Каков великий человек в повседневной жизни, его мотивация в творчестве, его вкусы и пристрастия – эти темы волнуют как исследователей, преследующих строго научный интерес, так и обывателей, смакующих подробности светской хроники. Мы попытались перечитать письма и дневники, чтобы составить свой портрет юбиляра этого года, Петра Ильича Чайковского. Хотя он и признавался, что «к кому бы и для чего бы я ни писал, я всегда забочусь о том, какое впечатление произведет письмо, и не только на корреспондента, а и на какого-нибудь случайного читателя. Следовательно, я рисуюсь…»
Но тем не менее редакция позволила эксперимент в духе времени, и Евгения Кривицкая (ЕК) виртуально «поговорила» с Петром Ильичом Чайковским (ПЧ), как если бы он был одним из нас.
ЕК Позвольте поздравить вас с юбилеем и спросить: если бы вам предложили сесть в машину времени и начать все сначала, вы бы согласились?

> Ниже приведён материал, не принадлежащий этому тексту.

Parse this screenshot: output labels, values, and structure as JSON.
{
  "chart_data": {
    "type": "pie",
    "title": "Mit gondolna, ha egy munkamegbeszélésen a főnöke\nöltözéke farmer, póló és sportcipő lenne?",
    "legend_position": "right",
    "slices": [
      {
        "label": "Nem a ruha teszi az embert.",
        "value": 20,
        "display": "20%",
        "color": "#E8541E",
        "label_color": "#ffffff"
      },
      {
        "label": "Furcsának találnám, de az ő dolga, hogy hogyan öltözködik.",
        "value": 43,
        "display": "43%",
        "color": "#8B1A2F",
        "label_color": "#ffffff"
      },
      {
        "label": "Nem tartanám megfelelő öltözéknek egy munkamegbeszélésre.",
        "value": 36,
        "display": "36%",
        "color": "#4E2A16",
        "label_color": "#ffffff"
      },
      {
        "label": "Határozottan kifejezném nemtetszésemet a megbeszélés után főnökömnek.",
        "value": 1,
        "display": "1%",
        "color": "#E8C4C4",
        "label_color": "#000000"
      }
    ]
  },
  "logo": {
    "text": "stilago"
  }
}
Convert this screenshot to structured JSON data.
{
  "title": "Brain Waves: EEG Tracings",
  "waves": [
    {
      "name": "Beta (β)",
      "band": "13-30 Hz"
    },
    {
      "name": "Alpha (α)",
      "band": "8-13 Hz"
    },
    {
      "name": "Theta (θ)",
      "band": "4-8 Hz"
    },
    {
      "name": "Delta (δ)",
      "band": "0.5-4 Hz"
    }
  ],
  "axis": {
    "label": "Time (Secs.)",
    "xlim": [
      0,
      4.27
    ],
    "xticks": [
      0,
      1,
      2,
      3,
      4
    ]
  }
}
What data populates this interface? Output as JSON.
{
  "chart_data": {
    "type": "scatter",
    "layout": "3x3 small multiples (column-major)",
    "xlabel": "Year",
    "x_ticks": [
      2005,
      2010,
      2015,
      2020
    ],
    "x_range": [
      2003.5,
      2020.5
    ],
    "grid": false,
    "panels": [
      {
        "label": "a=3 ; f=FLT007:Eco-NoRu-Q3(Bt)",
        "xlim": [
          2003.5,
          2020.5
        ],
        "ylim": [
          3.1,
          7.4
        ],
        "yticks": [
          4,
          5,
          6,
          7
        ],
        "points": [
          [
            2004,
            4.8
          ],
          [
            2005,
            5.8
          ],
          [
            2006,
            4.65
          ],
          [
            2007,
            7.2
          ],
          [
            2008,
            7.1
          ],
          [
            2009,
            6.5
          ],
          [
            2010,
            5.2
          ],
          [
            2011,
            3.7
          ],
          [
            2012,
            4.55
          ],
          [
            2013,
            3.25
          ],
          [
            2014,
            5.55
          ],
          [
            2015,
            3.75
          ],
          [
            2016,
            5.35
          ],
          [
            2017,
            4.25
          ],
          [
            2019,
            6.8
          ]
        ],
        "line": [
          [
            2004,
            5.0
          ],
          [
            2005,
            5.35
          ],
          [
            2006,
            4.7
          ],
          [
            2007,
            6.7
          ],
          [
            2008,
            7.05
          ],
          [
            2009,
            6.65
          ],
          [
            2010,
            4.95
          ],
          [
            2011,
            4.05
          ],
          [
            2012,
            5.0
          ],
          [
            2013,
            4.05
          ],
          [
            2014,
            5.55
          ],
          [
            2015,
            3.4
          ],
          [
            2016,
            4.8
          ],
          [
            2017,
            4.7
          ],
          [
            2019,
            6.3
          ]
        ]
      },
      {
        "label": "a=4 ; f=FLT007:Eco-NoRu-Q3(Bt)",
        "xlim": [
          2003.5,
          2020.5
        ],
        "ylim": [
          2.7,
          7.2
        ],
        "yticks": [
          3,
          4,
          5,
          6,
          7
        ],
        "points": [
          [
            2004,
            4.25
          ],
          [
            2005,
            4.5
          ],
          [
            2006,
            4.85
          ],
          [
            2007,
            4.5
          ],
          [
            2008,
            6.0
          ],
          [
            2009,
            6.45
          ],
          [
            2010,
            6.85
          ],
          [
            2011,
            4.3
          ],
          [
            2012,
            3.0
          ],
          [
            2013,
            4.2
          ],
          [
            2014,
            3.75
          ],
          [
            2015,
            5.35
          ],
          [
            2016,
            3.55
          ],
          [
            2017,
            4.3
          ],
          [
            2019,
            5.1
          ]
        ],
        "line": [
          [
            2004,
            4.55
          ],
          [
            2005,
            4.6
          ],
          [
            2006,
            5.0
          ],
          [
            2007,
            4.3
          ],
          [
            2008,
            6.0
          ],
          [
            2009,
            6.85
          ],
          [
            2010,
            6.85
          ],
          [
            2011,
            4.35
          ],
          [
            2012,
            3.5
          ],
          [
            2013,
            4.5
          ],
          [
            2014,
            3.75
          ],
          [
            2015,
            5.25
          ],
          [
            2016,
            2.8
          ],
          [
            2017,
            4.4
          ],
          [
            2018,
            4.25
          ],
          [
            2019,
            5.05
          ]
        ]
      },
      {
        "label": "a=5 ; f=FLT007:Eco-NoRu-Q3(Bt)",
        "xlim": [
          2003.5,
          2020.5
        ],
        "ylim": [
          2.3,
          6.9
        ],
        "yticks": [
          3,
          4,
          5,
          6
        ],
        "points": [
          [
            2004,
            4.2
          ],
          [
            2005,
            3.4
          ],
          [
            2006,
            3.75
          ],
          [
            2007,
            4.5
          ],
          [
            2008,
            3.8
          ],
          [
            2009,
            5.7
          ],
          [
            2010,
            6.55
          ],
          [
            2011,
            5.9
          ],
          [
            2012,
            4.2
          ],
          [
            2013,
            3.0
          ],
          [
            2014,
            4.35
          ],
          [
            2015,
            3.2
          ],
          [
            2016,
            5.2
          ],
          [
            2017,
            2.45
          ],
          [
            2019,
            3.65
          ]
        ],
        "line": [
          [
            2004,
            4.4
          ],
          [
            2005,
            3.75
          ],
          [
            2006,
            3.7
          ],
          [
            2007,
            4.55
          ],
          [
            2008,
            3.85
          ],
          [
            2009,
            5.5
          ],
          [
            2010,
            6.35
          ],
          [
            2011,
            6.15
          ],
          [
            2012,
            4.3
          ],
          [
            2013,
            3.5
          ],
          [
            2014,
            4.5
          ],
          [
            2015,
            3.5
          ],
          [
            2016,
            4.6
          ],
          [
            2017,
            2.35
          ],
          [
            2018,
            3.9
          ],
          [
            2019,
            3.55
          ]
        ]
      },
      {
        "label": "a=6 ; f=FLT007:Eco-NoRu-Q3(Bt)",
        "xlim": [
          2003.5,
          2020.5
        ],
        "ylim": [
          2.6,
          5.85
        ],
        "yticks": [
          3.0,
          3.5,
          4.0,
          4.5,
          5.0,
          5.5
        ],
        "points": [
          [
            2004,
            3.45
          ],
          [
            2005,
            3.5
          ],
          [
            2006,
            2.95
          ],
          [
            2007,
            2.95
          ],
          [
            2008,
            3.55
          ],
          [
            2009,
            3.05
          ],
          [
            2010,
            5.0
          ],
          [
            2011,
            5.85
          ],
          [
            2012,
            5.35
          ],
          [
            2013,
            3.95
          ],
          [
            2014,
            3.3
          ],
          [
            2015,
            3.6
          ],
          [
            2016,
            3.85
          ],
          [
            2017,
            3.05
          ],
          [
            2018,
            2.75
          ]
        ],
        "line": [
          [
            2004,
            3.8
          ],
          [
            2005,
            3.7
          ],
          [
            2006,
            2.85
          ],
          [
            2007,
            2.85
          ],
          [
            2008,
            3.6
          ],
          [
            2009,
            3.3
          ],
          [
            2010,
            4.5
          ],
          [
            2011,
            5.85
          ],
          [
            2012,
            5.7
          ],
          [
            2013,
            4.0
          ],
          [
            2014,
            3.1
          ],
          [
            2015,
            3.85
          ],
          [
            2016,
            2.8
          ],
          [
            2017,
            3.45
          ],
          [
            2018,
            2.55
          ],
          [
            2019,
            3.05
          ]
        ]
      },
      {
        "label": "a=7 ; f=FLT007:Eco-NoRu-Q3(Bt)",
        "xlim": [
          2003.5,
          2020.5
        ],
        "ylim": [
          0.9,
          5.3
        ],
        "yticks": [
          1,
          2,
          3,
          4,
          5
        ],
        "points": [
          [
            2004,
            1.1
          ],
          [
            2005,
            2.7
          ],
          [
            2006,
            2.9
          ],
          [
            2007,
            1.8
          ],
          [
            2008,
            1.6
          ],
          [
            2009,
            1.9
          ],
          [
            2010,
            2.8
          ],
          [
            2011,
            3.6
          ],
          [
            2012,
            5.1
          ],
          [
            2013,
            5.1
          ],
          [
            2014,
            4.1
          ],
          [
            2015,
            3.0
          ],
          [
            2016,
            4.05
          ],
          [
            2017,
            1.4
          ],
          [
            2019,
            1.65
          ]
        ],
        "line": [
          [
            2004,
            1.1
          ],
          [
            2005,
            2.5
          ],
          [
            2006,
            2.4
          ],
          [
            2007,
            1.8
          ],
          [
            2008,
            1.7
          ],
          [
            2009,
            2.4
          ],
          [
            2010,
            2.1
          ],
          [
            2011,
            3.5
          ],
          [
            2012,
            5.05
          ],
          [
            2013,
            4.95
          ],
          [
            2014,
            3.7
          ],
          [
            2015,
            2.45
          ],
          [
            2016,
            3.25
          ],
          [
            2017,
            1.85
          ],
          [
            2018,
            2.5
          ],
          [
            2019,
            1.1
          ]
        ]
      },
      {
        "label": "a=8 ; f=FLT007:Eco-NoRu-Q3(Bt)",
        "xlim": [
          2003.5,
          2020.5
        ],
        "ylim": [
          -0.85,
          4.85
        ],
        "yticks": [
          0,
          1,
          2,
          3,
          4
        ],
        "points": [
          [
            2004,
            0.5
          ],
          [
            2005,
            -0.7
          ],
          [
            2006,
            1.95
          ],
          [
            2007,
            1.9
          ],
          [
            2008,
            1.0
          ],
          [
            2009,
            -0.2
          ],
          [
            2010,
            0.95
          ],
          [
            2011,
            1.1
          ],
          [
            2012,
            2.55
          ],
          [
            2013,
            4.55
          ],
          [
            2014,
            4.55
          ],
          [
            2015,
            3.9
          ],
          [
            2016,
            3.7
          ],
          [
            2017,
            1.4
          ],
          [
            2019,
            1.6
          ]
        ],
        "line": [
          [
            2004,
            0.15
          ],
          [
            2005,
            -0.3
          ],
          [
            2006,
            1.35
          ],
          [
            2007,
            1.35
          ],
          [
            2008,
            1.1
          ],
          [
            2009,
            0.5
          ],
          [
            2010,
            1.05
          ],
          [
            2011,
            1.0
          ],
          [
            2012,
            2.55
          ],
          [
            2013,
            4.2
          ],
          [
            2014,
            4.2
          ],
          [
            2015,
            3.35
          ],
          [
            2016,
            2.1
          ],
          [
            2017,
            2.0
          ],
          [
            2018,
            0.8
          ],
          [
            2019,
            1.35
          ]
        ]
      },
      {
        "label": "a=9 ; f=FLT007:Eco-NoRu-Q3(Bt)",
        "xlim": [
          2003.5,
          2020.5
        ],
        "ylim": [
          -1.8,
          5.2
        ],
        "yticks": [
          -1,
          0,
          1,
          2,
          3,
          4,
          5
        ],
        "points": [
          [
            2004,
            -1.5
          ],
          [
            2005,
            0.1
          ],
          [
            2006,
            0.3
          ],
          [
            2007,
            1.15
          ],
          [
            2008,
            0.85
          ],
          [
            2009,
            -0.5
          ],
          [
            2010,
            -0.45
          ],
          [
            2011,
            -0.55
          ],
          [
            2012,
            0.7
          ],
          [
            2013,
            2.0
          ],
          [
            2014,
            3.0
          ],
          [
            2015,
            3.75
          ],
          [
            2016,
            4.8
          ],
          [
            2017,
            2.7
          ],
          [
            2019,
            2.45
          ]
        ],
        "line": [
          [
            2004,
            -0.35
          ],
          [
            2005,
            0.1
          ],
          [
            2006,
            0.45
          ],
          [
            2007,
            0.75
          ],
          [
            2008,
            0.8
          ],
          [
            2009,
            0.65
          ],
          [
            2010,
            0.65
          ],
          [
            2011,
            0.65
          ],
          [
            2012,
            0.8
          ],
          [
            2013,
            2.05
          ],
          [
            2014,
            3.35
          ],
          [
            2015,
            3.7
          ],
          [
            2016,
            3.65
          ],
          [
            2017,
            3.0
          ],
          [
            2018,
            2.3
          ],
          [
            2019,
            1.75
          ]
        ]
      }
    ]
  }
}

ПЧ Я без всякой горечи принимаю поздравительные приветствия по поводу того, что год прибавился. Умирать я нисколько не желаю и даже хочу достигнуть глубокой старости, но не согласился бы, если бы мое согласие испрашивали сделаться молодым и снова целую жизнь переживать. Довольно и одной. Прошедшего… конечно, жаль, и никто более меня не любит погружаться в воспоминания; никто живее меня не чувствует тщету и мимолетность жизни, и тем не менее все-таки не хочу молодости. Всякий возраст имеет свою прелесть и свои хорошие стороны, и дело не в том, чтобы вечно быть молодым, – а чтобы как можно меньше страдать физически и нравственно… А еще что нужно, – это чтобы не было страха смерти. Вот в этом отношении не могу похвастать. Я не настолько проникнут религией, чтобы в смерти видеть с уверенностью начало новой жизни, и не философ, чтобы примириться с той пучиной небытия, в которую придется погрузиться. Никому так не завидую, как людям вполне религиозным.
ЕК Ваши друзья, пианисты и дирижеры Александр Зилоти, Николай Рубинштейн – они критиковали ваши фортепианные концерты, настаивали на переделках. Как вы относитесь к такому внедрению в ваше творчество?
ПЧ Дурацкое авторское чувство возмущается против радикальных перемен… До чего это ужасная каторга – возиться со старыми сочинениями. Сокращать, изменять подробности можно, – но вновь пересочинять давно уже пущенную в свет вещь – нет! Это свыше сил!!! На некоторые перемены Зилоти я согласился – на другие решительно не могу. Он пересаливает в желании сделать этот концерт легким и хочет, чтобы ради легкости я буквально изуродовал его. Достаточно совершенно тех уступок, которые я сделал, и тех сокращений, которые и я и он придумали.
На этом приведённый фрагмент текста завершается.